More trouble still: Ex-Governor Humberto Moreira Valdés of Coahuila was now also denounced by the Secretariado Ejecutivo del Sistema Nacional de Seguridad Pública (SESNSP), an organ of the Interior Ministry, to the Superior Auditor for allegedly having held back federal funds for security destined for several Coahuila mayors.

The mayors of Torreón, Acuña and Monclova denied yesterday that they had ever complained of this, though according to SESNSP they had earlier complained of just that.

Esthela Damián, PRD federal deputy and head of the chamber's  Comisión de Vigilancia de la Auditoría Superior de la Federación is demanding an extraordinary audit.

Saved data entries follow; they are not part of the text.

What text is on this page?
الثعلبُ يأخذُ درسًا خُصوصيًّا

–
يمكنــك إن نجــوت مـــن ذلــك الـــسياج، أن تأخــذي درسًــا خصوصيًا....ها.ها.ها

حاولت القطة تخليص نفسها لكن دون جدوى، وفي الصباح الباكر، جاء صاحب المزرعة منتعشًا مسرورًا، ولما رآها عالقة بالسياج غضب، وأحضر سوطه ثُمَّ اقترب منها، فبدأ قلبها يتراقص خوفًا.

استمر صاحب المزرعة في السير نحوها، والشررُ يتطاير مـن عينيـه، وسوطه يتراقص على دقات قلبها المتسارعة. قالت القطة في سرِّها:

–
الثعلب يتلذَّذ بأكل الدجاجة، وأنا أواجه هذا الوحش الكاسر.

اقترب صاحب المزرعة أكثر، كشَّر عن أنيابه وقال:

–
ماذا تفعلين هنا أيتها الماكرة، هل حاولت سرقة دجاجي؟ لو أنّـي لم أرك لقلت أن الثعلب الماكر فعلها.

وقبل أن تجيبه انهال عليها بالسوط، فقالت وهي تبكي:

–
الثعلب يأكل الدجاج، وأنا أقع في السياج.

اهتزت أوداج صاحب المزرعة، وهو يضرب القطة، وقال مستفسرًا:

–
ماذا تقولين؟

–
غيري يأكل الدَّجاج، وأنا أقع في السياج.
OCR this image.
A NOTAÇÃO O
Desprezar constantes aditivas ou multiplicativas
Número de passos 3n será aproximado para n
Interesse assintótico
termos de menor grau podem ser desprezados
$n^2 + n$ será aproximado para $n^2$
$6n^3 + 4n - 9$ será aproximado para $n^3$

The head of PRI's parliamentary group Francisco Rojas said the Moreira's opponents were "putting together a barrage of attacks with half-truths," not exactly a forceful response.

Even the influential Joaquín López-Dóriga, ever close to power and usually well in the know, asks in today's column, entitled "Falsifying Documents," "How will everyone come out of this?"

26 mayors murdered in three years

Twenty-six mayors were murdered in the past three years in Mexico.
Here's a graphic from El Universal that details who they were, and where it happened.


Quintana Roo: PRI governor left with a 600 percent increase in debt

The PRI's Roberto Borge Angulo won the 2010 gubernatorial elections in Quintana Roo, and given the explosion of the state's debt under the previous government, it should hardly be a surprise: Félix González Canto, the former governor, left the state with a debt 600 percent higher than when he came to power in 2005.

(González Canto, to recall, is the one with a just extraordinary luck in state lotteries)

According to PAN, who is conducting an investigation in the local legislature, most of the debt stems from a massive expansion of the state bureaucracy. The known debt so far went from 1.2 to 8 billion pesos.